Being infected by parasitic helminths or worms isn’t just a Third World problem. It’s a global phenomenon. Example: The Centers for Disease Control and Prevention says an estimated 576 to 740 million people around the world are infected by hookworms alone. In the United States, the most common worm parasite is Enterobius vermicularis or the pinworm.
A new study in the UK, however, offers this upside to being infected: If you’re carrying one type of parasite, your risk of catching a second infection may be less.
Cardiff researchers analyzed data from school-age children in Tanzania infected with the most common forms of parasitic worms: giant roundworm (Ascaris lumbricoides), roundworm (Trichuris trichiura) and the aforementioned hookworm, of which there are two species that commonly infect humans.

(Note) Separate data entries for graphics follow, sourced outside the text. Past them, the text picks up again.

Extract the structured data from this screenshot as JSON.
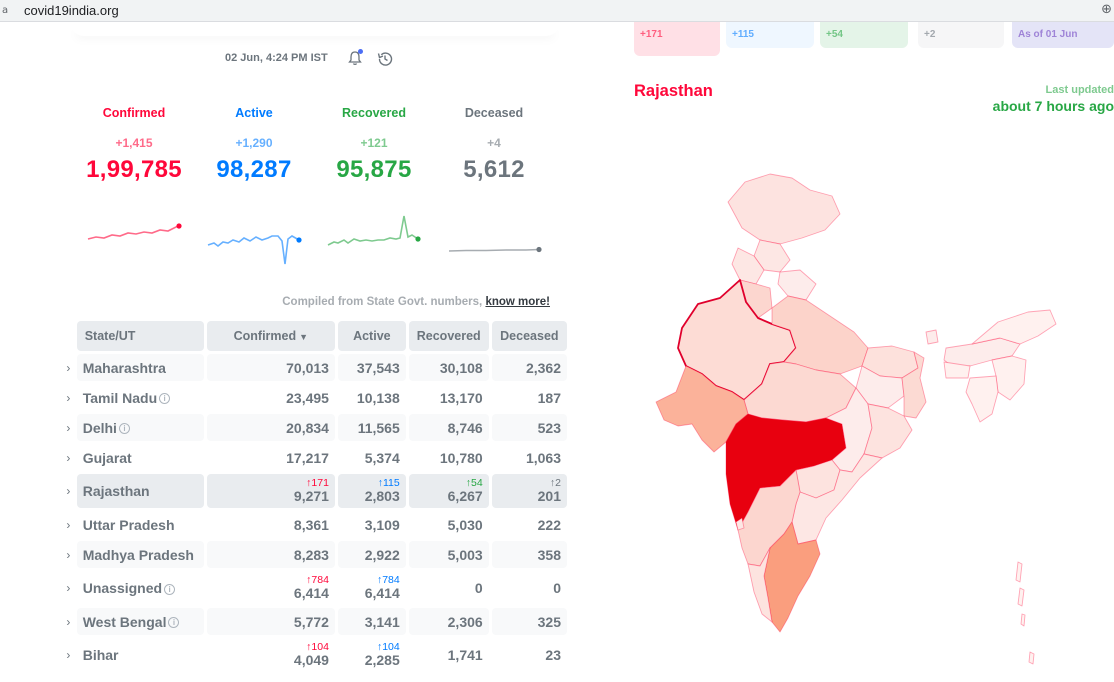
{
  "browser": {
    "url": "covid19india.org"
  },
  "header": {
    "timestamp": "02 Jun, 4:24 PM IST"
  },
  "level": [
    {
      "label": "Confirmed",
      "delta": "+1,415",
      "total": "1,99,785"
    },
    {
      "label": "Active",
      "delta": "+1,290",
      "total": "98,287"
    },
    {
      "label": "Recovered",
      "delta": "+121",
      "total": "95,875"
    },
    {
      "label": "Deceased",
      "delta": "+4",
      "total": "5,612"
    }
  ],
  "compiled": {
    "text": "Compiled from State Govt. numbers,",
    "link": "know more!"
  },
  "table": {
    "headers": [
      "State/UT",
      "Confirmed",
      "Active",
      "Recovered",
      "Deceased"
    ],
    "rows": [
      {
        "name": "Maharashtra",
        "confirmed": "70,013",
        "active": "37,543",
        "recovered": "30,108",
        "deceased": "2,362"
      },
      {
        "name": "Tamil Nadu",
        "confirmed": "23,495",
        "active": "10,138",
        "recovered": "13,170",
        "deceased": "187"
      },
      {
        "name": "Delhi",
        "confirmed": "20,834",
        "active": "11,565",
        "recovered": "8,746",
        "deceased": "523"
      },
      {
        "name": "Gujarat",
        "confirmed": "17,217",
        "active": "5,374",
        "recovered": "10,780",
        "deceased": "1,063"
      },
      {
        "name": "Rajasthan",
        "d_confirmed": "↑171",
        "confirmed": "9,271",
        "d_active": "↑115",
        "active": "2,803",
        "d_recovered": "↑54",
        "recovered": "6,267",
        "d_deceased": "↑2",
        "deceased": "201"
      },
      {
        "name": "Uttar Pradesh",
        "confirmed": "8,361",
        "active": "3,109",
        "recovered": "5,030",
        "deceased": "222"
      },
      {
        "name": "Madhya Pradesh",
        "confirmed": "8,283",
        "active": "2,922",
        "recovered": "5,003",
        "deceased": "358"
      },
      {
        "name": "Unassigned",
        "d_confirmed": "↑784",
        "confirmed": "6,414",
        "d_active": "↑784",
        "active": "6,414",
        "recovered": "0",
        "deceased": "0"
      },
      {
        "name": "West Bengal",
        "confirmed": "5,772",
        "active": "3,141",
        "recovered": "2,306",
        "deceased": "325"
      },
      {
        "name": "Bihar",
        "d_confirmed": "↑104",
        "confirmed": "4,049",
        "d_active": "↑104",
        "active": "2,285",
        "recovered": "1,741",
        "deceased": "23"
      }
    ]
  },
  "map_panel": {
    "pills": [
      "+171",
      "+115",
      "+54",
      "+2",
      "As of 01 Jun"
    ],
    "region": "Rajasthan",
    "last_updated_label": "Last updated",
    "last_updated_value": "about 7 hours ago"
  },
  "colors": {
    "confirmed": "#ff073a",
    "active": "#007bff",
    "recovered": "#28a745",
    "deceased": "#6c757d"
  },
  "icons": [
    "bell-icon",
    "history-icon",
    "chevron-right-icon",
    "info-icon",
    "sort-down-icon"
  ]
}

They found that co-infection is a very important risk factor, sometimes more important than any other factor, such as a child’s living conditions, behavior and gender. Sometimes the risk of a second infection increases with the first, but not always.
The discovery has practical import. It more fully explains the relative risks of co-infection – when a person carries more than one parasite species – and suggests that efforts to control infections may need to be fine-tuned so that resources are not wasted targeting the wrong things.